Au téléphone, Jérôme Legrand était toujours charmant. Ponctuel, gentil, s’exprimant dans un français parfait, le représentant d’ICMarket Trading, à Londres, « inspirait une grande confiance », se souvient Louise D. Elle et son mari ont été victimes d’une escroquerie aux faux placements, une prétendue nouvelle méthode pour spéculer sur les cryptomonnaies grâce à une application révolutionnaire. « On a d’abord versé 250 euros, pour nous initier, et tout allait bien : très vite, on a vu que la valeur du placement montait. Jérôme nous a alors demandé si l’on avait des possibilités financières ; il nous a dit qu’il faudrait que l’on place 10 000 euros, puis il nous a conseillé de verser plutôt 15 000 euros. »

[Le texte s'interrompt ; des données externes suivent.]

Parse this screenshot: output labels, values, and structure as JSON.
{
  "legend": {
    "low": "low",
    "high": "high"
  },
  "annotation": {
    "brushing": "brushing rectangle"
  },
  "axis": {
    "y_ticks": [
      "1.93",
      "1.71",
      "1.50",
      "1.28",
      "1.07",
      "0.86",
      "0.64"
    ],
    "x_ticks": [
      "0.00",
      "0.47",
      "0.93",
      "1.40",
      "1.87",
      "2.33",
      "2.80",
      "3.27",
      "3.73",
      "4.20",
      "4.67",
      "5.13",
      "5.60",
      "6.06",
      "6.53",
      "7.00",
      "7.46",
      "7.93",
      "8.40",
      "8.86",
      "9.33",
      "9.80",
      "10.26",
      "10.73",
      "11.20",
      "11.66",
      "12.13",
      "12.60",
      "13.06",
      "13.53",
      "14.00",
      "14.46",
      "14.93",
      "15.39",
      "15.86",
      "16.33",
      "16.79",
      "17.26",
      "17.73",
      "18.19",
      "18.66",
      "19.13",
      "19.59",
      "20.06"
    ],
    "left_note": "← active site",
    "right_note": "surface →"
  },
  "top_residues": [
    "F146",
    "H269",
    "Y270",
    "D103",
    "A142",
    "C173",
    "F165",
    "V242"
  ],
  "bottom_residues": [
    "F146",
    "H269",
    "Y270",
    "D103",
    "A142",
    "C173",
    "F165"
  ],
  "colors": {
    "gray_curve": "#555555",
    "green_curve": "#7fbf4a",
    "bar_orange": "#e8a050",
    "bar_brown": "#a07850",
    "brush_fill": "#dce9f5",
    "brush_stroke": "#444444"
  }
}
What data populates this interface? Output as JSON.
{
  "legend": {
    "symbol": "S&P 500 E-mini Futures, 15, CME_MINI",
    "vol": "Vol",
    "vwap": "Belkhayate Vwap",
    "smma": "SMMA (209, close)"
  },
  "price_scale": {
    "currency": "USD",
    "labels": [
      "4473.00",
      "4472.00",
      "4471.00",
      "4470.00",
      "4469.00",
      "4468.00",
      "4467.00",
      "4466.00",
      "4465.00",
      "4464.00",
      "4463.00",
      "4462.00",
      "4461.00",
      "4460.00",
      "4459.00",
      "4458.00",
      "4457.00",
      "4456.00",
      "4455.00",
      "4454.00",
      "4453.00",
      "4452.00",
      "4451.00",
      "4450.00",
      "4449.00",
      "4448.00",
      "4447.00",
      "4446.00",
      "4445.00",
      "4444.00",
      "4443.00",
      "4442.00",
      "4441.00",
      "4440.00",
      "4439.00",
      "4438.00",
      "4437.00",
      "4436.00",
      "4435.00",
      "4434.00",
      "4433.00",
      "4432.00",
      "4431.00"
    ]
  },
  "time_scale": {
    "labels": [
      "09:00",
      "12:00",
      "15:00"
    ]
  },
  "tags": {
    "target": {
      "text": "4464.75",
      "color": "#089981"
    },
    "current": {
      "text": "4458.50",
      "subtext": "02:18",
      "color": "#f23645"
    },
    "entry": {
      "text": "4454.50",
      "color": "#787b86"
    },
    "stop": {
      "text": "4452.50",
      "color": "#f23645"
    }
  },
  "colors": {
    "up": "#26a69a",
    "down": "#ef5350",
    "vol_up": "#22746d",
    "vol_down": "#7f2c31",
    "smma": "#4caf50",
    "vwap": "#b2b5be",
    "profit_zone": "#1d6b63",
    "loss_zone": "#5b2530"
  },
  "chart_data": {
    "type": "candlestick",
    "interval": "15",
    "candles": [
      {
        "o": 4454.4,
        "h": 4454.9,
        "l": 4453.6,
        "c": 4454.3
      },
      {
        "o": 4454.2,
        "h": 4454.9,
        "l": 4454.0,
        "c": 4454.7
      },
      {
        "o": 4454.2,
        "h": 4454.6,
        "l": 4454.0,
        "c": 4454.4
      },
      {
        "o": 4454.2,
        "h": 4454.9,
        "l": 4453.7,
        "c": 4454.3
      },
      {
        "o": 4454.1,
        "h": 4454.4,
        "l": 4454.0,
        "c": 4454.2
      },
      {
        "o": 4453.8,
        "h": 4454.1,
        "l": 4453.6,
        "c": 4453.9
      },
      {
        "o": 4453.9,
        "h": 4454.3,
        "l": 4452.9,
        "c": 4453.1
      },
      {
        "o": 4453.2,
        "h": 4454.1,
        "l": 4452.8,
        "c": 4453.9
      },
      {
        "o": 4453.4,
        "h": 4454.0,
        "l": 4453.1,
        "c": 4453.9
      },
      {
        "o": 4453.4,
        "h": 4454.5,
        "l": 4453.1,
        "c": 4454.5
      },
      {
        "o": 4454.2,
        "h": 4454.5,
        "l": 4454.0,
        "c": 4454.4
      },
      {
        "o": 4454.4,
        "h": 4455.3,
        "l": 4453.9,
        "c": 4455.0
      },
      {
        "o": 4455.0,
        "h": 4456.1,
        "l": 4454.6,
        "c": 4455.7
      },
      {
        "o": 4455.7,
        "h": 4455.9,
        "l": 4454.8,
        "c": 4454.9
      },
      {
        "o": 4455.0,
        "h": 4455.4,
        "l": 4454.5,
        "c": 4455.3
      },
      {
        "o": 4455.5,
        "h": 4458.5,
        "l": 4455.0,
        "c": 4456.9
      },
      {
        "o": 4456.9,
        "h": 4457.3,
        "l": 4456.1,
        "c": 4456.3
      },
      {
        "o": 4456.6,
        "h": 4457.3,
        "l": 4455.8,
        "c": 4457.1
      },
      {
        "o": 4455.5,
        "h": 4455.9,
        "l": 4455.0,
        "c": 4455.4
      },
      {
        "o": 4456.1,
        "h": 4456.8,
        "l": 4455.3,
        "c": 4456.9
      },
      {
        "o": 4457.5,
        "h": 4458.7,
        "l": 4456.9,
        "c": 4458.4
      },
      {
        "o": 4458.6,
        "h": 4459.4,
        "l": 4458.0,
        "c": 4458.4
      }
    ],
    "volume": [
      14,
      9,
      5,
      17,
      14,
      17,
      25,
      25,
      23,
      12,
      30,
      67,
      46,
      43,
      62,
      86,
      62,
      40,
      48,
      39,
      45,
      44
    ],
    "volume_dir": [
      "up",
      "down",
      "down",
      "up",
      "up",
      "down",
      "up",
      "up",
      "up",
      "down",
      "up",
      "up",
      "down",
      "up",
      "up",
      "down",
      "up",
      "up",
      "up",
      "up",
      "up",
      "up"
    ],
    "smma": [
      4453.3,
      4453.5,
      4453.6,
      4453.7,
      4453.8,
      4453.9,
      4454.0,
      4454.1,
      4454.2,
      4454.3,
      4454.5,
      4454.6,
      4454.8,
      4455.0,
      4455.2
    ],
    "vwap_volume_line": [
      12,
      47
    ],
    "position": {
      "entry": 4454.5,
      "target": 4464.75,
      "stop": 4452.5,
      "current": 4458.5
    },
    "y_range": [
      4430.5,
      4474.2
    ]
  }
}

Le couple suit ses conseils et envoie plusieurs virements, pour un total de 15 000 euros. D’après les jolis graphiques figurant sur l’application d’ICMarket Trading, ils ont fait une excellente affaire : « On s’est retrouvés à la tête de 52 284 euros, et l’on a voulu récupérer une partie de l’argent. C’est là que les choses se sont gâtées. » Leur placement est en cryptomonnaies, leur explique, toujours gentiment, « Jérôme » : il faut donc les échanger contre des euros, et cela a un coût, une « flat tax » de 30 %. Et 11 000 euros pour tout récupérer, c’est trop : le couple décide de sortir 10 000 euros de son placement et envoie donc un nouveau virement de 3 000 euros, toujours à la même banque, en Lituanie.
« Là, notre banque s’est manifestée, poursuit Louise. Ils nous ont appelés en nous disant que l’on avait fait beaucoup de virements importants vers l’étranger et qu’ils nous conseillaient d’être prudents. On a été trop confiants, on a accepté de signer une décharge », demandée par la banque pour procéder au virement. Le couple part une semaine en vacances. Au retour, Jérôme Legrand, un faux nom, a disparu : « C’était le grand silence. Plus aucun moyen de le joindre, compte bloqué sur l’application, plus aucun numéro de téléphone ne répond… C’était terminé. » Louise et son mari ont perdu 18 250 euros. « On sait très bien qu’on ne les reverra jamais », soupire-t-elle.
Le couple est loin d’être le seul à avoir subi ces escroqueries très efficaces qui fonctionnent grâce à un vaste écosystème d’intermédiaires spécialisés travaillant pour des structures criminelles. L’entreprise de cybersécurité Group-IB, qui suit, depuis six ans, les activités d’un groupe criminel opérant ce type d’arnaque à destination de la France et de la Belgique, estime que l’organisation en question a pu dérober, à elle seule, près de 500 millions d’euros.